Profile Image for Joshua Zawa.
9 reviews2 followers
September 7, 2024
“You have to start romanticising your life” and its consequences.

Parts I liked but as the culture I’m apart of chooses to turn inwards on itself more and more, I find I have a rather hard time tolerating unashamed solipsism. A book seemingly obsessed with provoking the “wow, they’re just like me and my humble little life” reaction.

When I saw Fran Lebowitz live, she lamented the fact that so much of the way people choose to engage with art these days is by trying to relate it to themselves. They finished by stressing that “books are not a mirror, they are a door.” This is not to say that Savaş has no interesting perspective to provide, but whatever allusions to the ideas of alienation in a foreign country are so parenthetical to their trite observations that they’re barely worth including.
409 reviews19 followers
January 8, 2025
A collection of very brief chapters - 192 pages in all - stitched together to create not quite a novella, but something closer to a slim epistolary novel. The Anthropologists reads like it might be the episodic diary of Asya, a woman watching her own life from a remove. Not a surprising perspective, as she is a documentarian, and her film work is also quiet and thoughtful.

Asya is happily married to Manu - she acknowledges they are lucky, met young and quickly recognized each other as permanent attachments - yet she is still lonely. They are expats, having moved to an unnamed major European city - perhaps Paris, from the description of the cafes and nightlife - from distant corners of the world. Whatever their challenges starting life anew, they aren’t struggling financially. Asya has won a filmmaking grant, Manu goes off daily to an office, and there’s family money. Back home, far away parents are mystified over their life choices, a beloved grandmother is unwell, a sibling is in crisis. They are tethered to the phone, until at last given reprieve, they can return to being tethered only to each other.

For the first several chapters I struggled with the emptiness of the pages, the seeming lack of purpose to the story telling. At some point past the halfway mark, this shifted - perhaps I just adjusted the way I was taking it in - and while I never became fully emotionally or mentally invested, I came to admire the simplicity of the author’s choices in showing the slowly evolving lives of this couple. We are looking in as they sit by a window and study together, preparing for some crucial test, while outside the rain is too thick to make out where they are.

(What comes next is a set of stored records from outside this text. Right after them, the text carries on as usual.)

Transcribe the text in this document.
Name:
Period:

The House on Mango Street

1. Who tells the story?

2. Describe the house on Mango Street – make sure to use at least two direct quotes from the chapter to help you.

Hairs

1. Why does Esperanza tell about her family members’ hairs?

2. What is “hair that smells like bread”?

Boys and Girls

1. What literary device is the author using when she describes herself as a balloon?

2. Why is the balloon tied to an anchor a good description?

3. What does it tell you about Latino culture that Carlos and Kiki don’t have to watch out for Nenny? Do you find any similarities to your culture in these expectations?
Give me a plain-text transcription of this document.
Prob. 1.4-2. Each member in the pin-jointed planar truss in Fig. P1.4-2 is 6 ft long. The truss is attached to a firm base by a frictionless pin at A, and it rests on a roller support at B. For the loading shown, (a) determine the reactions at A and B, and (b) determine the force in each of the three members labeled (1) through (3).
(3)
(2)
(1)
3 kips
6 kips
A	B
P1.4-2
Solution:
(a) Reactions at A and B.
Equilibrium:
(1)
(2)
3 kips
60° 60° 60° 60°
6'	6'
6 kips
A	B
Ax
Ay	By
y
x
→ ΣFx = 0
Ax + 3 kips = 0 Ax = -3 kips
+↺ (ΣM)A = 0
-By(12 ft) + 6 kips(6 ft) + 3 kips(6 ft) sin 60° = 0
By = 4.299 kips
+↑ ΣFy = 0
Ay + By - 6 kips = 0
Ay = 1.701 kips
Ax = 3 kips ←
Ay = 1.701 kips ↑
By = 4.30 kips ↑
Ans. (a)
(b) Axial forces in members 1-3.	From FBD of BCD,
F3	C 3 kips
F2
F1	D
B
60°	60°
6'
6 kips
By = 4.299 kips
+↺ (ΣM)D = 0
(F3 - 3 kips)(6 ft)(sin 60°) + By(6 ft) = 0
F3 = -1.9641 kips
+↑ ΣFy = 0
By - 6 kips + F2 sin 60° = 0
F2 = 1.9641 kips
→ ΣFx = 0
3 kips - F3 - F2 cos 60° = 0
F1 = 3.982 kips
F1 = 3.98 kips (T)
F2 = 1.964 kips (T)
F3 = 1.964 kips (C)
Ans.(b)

Asya and Manu make friends, just a few; the necessary unattached, free living artsy guy their age, so they have someone whose solo life they can both envy and feel sorry for; a needy socialite of sorts, a replacement grandmother who lives upstairs and inserts herself into their lives, a generally happy thing for all. The shape of their days are molded by mostly small social events. It becomes increasingly clear that their anonymous adopted city is a reminder that they could be anywhere; they fit together. It’s that union, not their surroundings, nor Asya’s patient eye behind the camera, that makes up not just the bones of The Anthropologists, but the true body of the story.

Added note: it’s hilarious to see that under Goodreads row of “If you liked this book, try these titles!” suggestions, the first one that pops up is Tony Tulathimutte's bleak, often purposefully rancid, desperately self conscious tales of utter aloneness. Yah, if you liked this rather soothing series of connected vignettes of a very connected couple, Rejection will knock that nonsense right out of you.